Вернувшись на кухню, Лева прямо с порога спросил:
– Придумали ответ? Или спросите: какой ответ?
День минувший
Игорь Петрович Качалин
Игорь Качалин рос мальчиком уникальным, но человечество таких, к сожалению, уже видело. Игорек баловал родителей и воспитательниц детского сада. Утром мальчик вставал, вечером ложился спать без скандалов, чистил зубы и умывался, отличался отменным аппетитом, в садик бежал с охотой, возвращался радостный. Игорек совершенно спокойно проходил мимо валявшейся на земле пустой консервной банки, не воровал сгущенку, был равнодушен к вызывающе торчащим девчоночьим косичкам.

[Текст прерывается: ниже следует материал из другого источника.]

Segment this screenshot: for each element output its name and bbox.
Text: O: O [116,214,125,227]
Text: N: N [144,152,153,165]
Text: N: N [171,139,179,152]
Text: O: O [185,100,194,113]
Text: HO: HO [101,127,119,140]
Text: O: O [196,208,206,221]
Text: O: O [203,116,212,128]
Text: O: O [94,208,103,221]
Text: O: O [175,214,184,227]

Школьный ранец Игорь взял без нетерпеливой дрожи и без отвращения, деловито обернул букварь, переднюю парту не захватил и на задней не спрятался. Школьные преподаватели придумали слово «хорошист». Наверное, его придумали специально для Игоря Качалина, и, хотя он школу давно закончил, слово прижилось и распространилось. Игорь, когда его обзывали хорошистом, не вздрагивал, ему было все равно: как сел в среднем ряду на среднюю парту, так и поднялся из-за нее через десять лет. Подрос, естественно, в апреле его веснушки расцветали, а в октябре увядали, он менял учебники, подписывал у родителей дневники. Он не коллекционировал марки, не играл в чеканку, не собирал диски, не мечтал о джинсах, не курил на переменах, даже не убегал с физкультуры. Однако десятилетнее пребывание в школе не прошло для Игоря совершенно бесследно. Одну способность, если хотите талант, учителям и одноклассникам в нем удалось выявить и развить до совершенства. Игорь Качалин был общественным деятелем. Староста, профорг, председатель комиссии. Игорю было все равно, он справлялся с любым заданием, куда бы его ни выдвинули, что бы ни поручили. Способность Игоря руководить и организовывать выявилась чуть ли не в первом классе, к десятому году расцвела, в институте созрела, позже начала приносить плоды.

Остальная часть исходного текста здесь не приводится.